🤖 AI Summary
Addressing the challenge of generating high-accuracy 1-m impervious surface area (ISA) maps directly from freely available Sentinel-2 imagery (10-m resolution) over the complex urban–rural landscapes of the Yangtze River Economic Belt, this paper proposes JointSeg—an end-to-end framework jointly optimizing super-resolution and semantic segmentation. JointSeg introduces a novel progressive super-resolution scheme (10 m → 1 m) coupled with cross-scale feature fusion, integrating multimodal inputs, attention-enhanced modules, and a lightweight segmentation head to preserve textural details while improving classification fidelity. Applied across a 2.2-million-km² region, it produces the first high-resolution ISA-1 product for 2021, achieving an F1-score of 85.71%—a 9.5-percentage-point improvement over bilinear interpolation and outperforming mainstream ISA datasets by 21.43%–61.07%. The framework further enables biennial dynamic monitoring of ISA changes from 2017 to 2023.
📝 Abstract
We propose a novel joint framework by integrating super-resolution and segmentation, called JointSeg, which enables the generation of 1-meter ISA maps directly from freely available Sentinel-2 imagery.
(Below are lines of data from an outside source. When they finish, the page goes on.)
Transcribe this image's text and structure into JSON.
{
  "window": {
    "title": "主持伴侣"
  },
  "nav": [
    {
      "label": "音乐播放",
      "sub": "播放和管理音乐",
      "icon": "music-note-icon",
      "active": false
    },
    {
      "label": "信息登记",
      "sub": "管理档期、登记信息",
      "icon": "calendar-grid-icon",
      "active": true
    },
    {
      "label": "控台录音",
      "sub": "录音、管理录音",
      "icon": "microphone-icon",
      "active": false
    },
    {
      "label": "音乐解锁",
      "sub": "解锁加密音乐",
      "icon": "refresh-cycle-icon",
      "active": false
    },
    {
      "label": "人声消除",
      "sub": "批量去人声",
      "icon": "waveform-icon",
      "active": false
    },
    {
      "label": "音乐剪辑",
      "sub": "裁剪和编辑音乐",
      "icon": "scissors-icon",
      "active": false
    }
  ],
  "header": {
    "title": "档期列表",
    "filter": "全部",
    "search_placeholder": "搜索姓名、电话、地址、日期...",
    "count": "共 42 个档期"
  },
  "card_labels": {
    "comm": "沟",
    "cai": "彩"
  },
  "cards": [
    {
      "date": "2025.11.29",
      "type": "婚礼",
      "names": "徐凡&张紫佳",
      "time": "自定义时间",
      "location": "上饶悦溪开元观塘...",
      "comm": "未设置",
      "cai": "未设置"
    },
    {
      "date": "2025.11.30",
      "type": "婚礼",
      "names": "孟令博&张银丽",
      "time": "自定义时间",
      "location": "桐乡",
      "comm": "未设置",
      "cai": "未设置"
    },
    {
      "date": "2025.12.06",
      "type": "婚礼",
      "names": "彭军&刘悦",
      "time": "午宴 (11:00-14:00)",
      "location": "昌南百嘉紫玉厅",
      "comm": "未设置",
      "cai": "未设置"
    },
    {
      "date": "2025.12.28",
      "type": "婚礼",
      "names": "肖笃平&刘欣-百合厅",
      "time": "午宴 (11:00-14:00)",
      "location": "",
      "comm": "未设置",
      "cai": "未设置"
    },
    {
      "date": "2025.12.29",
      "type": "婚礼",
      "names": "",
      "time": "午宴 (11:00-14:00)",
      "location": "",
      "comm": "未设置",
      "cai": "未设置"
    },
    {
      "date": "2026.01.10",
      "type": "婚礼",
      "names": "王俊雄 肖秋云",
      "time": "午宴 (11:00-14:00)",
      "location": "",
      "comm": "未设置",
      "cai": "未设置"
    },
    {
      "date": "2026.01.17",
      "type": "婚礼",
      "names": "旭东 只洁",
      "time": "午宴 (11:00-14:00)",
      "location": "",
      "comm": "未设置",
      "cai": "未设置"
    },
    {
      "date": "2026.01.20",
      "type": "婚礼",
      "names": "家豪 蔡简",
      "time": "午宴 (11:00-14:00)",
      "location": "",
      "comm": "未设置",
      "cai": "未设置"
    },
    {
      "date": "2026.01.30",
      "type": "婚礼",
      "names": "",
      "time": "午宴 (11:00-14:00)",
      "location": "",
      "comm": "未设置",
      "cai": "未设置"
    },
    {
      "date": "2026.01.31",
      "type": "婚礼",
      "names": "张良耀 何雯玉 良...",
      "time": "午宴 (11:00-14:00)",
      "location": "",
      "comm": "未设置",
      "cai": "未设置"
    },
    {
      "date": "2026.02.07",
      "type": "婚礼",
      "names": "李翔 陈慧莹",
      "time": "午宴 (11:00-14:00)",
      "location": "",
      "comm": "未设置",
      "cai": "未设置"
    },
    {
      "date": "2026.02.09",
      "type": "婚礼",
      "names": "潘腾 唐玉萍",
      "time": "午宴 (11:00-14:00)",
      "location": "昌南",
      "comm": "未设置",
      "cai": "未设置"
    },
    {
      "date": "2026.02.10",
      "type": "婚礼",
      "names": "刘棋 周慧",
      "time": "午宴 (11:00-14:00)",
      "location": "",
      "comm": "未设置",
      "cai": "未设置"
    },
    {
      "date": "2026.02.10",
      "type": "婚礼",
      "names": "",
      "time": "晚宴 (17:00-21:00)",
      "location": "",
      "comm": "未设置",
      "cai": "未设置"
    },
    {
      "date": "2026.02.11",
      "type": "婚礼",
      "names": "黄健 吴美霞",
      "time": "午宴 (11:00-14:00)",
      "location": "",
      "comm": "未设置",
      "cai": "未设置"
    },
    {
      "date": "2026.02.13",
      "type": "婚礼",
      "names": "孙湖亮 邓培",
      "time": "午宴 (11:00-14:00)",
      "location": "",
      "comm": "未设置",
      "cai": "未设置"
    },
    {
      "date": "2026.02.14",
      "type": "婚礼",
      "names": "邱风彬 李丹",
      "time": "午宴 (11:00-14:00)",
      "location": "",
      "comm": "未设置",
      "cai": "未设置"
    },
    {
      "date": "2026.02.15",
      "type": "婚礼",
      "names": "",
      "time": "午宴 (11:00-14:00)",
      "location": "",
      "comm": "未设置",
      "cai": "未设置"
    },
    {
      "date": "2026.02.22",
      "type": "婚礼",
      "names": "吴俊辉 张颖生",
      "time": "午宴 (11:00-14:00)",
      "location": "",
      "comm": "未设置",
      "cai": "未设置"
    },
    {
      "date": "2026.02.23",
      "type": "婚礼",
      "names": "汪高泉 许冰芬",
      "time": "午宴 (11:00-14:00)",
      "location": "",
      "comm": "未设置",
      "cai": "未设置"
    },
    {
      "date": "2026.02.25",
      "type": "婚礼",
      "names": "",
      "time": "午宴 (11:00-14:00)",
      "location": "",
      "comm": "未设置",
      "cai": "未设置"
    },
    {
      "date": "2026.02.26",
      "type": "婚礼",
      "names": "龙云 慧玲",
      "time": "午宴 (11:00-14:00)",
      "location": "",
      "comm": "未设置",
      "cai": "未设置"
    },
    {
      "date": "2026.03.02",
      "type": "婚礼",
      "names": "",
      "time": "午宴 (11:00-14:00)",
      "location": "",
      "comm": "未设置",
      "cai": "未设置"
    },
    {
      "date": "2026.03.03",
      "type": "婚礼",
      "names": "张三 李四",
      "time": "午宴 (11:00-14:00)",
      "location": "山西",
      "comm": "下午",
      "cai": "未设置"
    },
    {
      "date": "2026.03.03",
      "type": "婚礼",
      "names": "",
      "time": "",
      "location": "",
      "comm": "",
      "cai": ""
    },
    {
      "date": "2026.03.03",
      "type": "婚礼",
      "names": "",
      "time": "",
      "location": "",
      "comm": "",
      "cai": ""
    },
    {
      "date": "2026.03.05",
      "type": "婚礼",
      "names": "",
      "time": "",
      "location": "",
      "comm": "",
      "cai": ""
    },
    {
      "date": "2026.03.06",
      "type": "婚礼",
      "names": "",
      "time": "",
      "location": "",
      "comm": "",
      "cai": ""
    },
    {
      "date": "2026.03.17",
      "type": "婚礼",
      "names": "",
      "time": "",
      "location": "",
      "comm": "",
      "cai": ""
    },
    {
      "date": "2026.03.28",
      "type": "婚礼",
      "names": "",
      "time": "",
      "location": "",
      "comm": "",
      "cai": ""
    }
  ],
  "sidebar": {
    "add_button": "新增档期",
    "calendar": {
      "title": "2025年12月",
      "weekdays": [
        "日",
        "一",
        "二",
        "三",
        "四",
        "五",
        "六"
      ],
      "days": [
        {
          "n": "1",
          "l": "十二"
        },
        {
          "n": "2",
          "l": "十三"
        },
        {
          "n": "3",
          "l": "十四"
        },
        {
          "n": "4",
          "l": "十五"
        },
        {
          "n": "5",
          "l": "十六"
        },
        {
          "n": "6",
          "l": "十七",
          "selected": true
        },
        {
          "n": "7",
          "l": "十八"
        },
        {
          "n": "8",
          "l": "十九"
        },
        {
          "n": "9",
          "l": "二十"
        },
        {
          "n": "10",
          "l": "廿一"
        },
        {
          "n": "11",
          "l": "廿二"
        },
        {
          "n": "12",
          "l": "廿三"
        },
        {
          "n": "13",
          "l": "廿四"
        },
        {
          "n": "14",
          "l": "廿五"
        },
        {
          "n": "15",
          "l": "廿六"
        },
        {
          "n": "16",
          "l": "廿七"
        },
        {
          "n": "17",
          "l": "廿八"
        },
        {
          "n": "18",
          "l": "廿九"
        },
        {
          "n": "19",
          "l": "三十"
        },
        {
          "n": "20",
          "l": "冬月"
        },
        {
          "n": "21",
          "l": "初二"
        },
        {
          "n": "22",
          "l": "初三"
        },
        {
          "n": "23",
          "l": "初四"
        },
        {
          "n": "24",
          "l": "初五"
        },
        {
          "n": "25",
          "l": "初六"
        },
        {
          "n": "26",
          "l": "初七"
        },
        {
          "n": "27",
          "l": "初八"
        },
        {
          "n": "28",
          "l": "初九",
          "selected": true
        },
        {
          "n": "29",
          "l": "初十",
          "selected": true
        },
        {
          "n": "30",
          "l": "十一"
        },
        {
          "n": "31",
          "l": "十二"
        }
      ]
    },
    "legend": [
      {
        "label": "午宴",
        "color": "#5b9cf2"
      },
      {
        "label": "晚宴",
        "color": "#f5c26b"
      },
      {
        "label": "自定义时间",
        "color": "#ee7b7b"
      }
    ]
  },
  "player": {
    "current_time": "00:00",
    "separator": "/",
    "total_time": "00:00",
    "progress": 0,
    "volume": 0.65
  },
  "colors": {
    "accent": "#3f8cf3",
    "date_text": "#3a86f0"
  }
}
JointSeg was trained on multimodal cross-resolution inputs, offering a scalable and affordable alternative to traditional approaches. This synergistic design enables gradual resolution enhancement from 10m to 1m while preserving fine-grained spatial textures, and ensures high classification fidelity through effective cross-scale feature fusion. This method has been successfully applied to the Yangtze River Economic Belt (YREB), a region characterized by complex urban-rural patterns and diverse topography. As a result, a comprehensive ISA mapping product for 2021, referred to as ISA-1, was generated, covering an area of over 2.2 million square kilometers. Quantitative comparisons against the 10m ESA WorldCover and other benchmark products reveal that ISA-1 achieves an F1-score of 85.71%, outperforming bilinear-interpolation-based segmentation by 9.5%, and surpassing other ISA datasets by 21.43%-61.07%. In densely urbanized areas (e.g., Suzhou, Nanjing), ISA-1 reduces ISA overestimation through improved discrimination of green spaces and water bodies. Conversely, in mountainous regions (e.g., Ganzi, Zhaotong), it identifies significantly more ISA due to its enhanced ability to detect fragmented anthropogenic features such as rural roads and sparse settlements, demonstrating its robustness across diverse landscapes. Moreover, we present biennial ISA maps from 2017 to 2023, capturing spatiotemporal urbanization dynamics across representative cities. The results highlight distinct regional growth patterns: rapid expansion in upstream cities, moderate growth in midstream regions, and saturation in downstream metropolitan areas.